Maravilha!  Obrigada por confirmar, eu tinha lá minhas dúvidas.


----------



## mexiko

Muchísimas gracias Tombatossal

Saludos 

mexiko


----------



## Mangato

Disculpen amigos Tomba é Amistad. Eu com reiteração falo besteira, pois a minha metade galega faz que escorregue na maionese.
Em galego *estar as voltas* quer dizer estar inmerso num problema ou situaçao, confuso, dando tratos à bola, sem adoptar uma decisão ou saida adequada. 

Eu traduziria.
Los psicólogos se encuentran constantemente confusos ante el estudio de situaciones ...

Estou errado?

Cumprimentos

MG


----------



## ceballos

E "dándole vueltas al estudio de situaciones"?


----------



## amistad2008

ceballos said:


> E "dándole vueltas al estudio de situaciones"?


 
Creo que dándole vueltas es como si no encontrara solución. Sin embargo, às voltas es algo con el que se enfrenta siempre.
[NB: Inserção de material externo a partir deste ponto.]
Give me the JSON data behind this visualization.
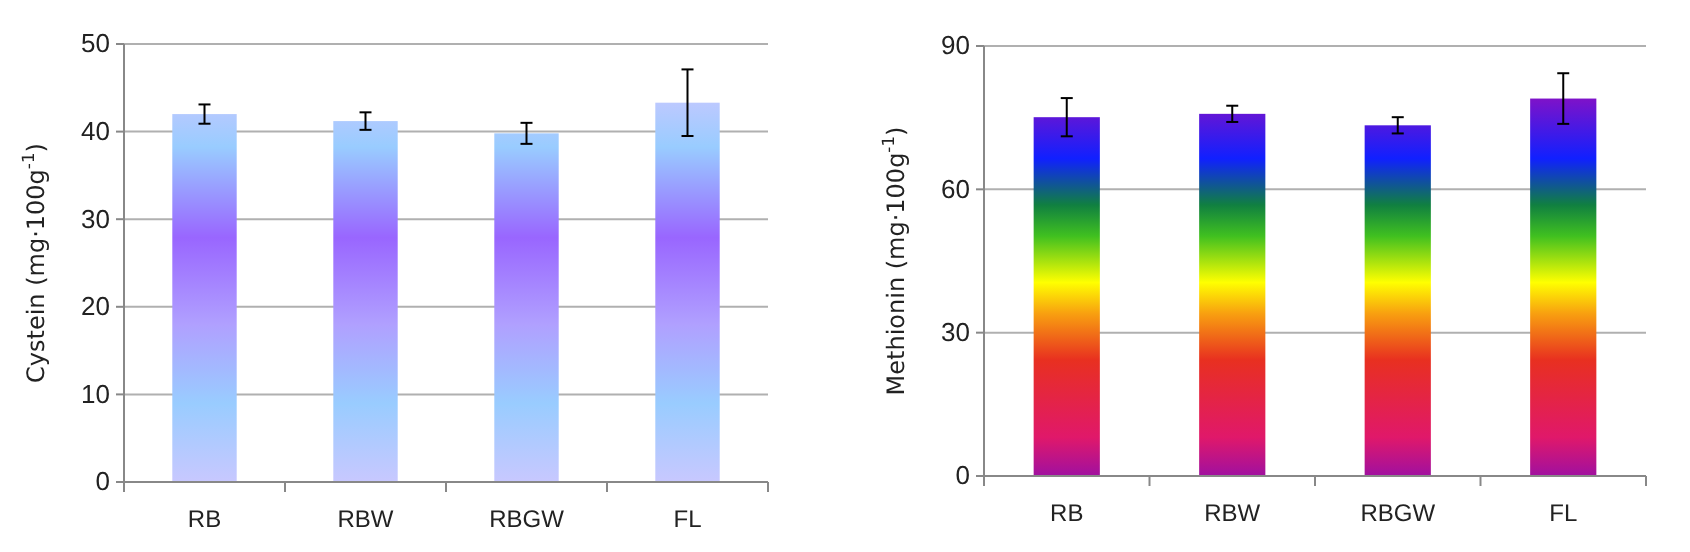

¿Más opiniones, por favor?


----------



## Giorgio Lontano

Segundo a definição fornecida pela Vanda, concordo com o já dito por TT e Amizade, e acrescento mais uma sugestão:

_"El psicólogo *se topa* constantemente *con* el estudio de situaciones..."._

Abraços.


----------



## Carfer

Mangato said:


> Em galego *estar as voltas* quer dizer estar inmerso num problema ou situaçao, confuso, dando tratos à bola, sem adoptar uma decisão ou saida adequada.


 
Em Portugal, neste mesmo contexto, dizemos *'andar á voltas com*...'


----------



## Giorgio Lontano

Vejam do que estão falando no fórum Sólo Español. Acho que não é a mesma coisa, mas achei engraçado ler-lo.

Tchau!


----------



## gvergara

Fiquei confuso com a discusão. Deparei com a oração seguinte

__ Você se tornou religioso?
_ Digamos que *ando às voltas com esse assunto*._

e ambas as interpretações são possíveis. Será que andar às voltas com quer dizer _to (have to) deal with_, especialmente quando se trata de uma ação que requer esforço ou que nos põe dificuldades no caminho?


----------



## WhoSoyEu

Estoy dándole vueltas a este tema/ando pensando sobre eso.


----------